Barack Obama and John McCain headed into the final weekend of the presidential campaign today focused tightly on the economy.
Mr Obama is looking to expand his base while Mr McCain is fighting to hold what were previously Republican bastions.
Mr McCain spent today rumbling across Ohio by bus, telling voters he feels their economic pain and hoping to lay claim to its 20 electoral votes. Aides say the campaign believes he probably has to win Ohio to be elected, and they did not rule out returning to the state before voting begins on Tuesday.
Mr Obama spent the day on a campaign rush across the Midwest, with a quick stop home in Chicago to see his family. He makes his first stop back where his run began, in Des Moines, Iowa, where he upset Hillary Clinton in the first electoral test of the year.
Independent polling in Iowa shows Mr Obama consistently ahead in the race for the state’s seven electoral votes, but Mr McCain’s campaign maintains the race is actually tighter than it appears.
After stopping at home for Halloween, Mr Obama will head for a rally in Gary, Indiana, where Republicans are dominant but polls show the race tight.
Sprinting into the weekend, Mr Obama will go West, hoping to claim Colorado and maybe more. Mr McCain will fly to Virginia, usually friendly country for the Republicans but another place where polls give Mr Obama the edge.

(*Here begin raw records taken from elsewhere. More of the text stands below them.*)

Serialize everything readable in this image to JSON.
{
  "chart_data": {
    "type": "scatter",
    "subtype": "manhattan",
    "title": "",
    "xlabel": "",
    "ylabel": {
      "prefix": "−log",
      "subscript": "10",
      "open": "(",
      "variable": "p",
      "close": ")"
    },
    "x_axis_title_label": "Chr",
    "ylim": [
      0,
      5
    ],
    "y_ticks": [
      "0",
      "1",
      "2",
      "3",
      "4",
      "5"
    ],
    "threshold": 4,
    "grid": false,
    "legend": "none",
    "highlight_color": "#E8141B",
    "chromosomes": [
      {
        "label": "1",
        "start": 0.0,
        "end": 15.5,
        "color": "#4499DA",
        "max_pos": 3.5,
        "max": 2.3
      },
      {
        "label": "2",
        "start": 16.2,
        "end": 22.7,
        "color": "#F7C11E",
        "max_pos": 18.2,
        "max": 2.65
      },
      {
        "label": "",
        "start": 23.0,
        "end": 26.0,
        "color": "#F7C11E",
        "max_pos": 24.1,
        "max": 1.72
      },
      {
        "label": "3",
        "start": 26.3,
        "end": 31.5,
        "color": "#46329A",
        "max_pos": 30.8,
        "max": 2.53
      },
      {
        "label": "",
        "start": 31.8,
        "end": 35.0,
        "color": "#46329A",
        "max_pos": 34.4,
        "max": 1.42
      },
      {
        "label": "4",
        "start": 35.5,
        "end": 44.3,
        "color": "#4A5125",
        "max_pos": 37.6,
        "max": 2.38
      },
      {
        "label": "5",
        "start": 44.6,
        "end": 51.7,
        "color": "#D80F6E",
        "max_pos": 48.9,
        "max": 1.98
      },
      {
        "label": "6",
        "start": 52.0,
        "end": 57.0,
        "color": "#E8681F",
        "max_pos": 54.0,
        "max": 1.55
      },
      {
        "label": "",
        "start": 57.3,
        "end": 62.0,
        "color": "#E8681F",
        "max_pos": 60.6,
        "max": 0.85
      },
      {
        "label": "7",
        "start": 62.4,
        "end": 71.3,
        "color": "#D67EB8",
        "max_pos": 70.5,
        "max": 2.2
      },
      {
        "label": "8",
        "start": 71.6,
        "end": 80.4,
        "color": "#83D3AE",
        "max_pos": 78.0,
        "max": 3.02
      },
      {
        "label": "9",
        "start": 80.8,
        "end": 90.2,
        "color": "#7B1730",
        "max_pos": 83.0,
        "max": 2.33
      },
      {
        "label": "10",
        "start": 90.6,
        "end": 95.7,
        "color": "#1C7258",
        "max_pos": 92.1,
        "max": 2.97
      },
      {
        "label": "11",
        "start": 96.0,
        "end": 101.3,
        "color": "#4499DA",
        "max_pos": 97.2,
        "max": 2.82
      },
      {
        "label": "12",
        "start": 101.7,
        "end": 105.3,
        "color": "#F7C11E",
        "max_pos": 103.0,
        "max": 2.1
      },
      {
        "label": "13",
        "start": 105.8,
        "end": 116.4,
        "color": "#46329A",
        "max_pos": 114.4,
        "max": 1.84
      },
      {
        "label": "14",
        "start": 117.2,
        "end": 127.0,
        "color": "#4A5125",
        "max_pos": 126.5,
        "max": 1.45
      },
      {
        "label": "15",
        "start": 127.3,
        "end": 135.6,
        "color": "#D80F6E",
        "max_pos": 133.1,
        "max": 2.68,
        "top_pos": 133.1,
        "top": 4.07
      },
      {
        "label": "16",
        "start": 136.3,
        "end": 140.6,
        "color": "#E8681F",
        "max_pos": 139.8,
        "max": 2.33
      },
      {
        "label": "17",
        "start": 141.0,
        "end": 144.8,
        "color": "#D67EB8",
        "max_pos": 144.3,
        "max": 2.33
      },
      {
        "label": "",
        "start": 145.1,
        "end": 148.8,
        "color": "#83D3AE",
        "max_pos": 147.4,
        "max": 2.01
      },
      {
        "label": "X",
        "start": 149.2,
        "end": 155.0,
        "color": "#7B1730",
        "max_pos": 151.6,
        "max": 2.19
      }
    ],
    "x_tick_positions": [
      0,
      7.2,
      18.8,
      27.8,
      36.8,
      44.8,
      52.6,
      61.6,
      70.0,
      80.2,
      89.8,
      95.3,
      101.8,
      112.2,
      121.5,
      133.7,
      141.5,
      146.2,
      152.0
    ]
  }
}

McCain aides said the Arizona senator was likely to swing West also, to play to his base. A recent poll from Mr McCain’s home state showed the two candidates in a statistical dead heat.
There was nothing complicated about their closing arguments to voters, with the economy the top concern. Mr Obama focused on linking Mr McCain to an unpopular President Bush and blaming them both for the nation’s economic woes.
“John McCain has been right next to George Bush,” Mr Obama argued. “He’s been sitting there in the passenger seat ready to take over every step of the way.”
Mr McCain had hoped the election would turn on issues like the Iraq war, where he could use his military background to convince voters he’s the best choice as commander in chief. But he effectively has conceded that it’s all about the economy and people’s financial struggles.
“Ohio is hurting,” Mr McCain said. “People in Ohio are having trouble staying in their homes, keeping their jobs. We have to get this economy out of the ditch.”
Mr McCain was missing few tricks, campaigning with Joe the Plumber, the Ohio man Mr McCain has made central to his stump speech since the plumber confronted Mr Obama over raising taxes. The plumber, Joe Wurzelbacher, of Toledo, Ohio, has joined Mr McCain for the final push.
Mr Obama has an edge in most polling, both nationally and in key states. His closing schedule reflected that, including a swing through Missouri and another full day in Ohio on Sunday. Ohio provided the margin of victory four years ago, giving Mr Bush a second term.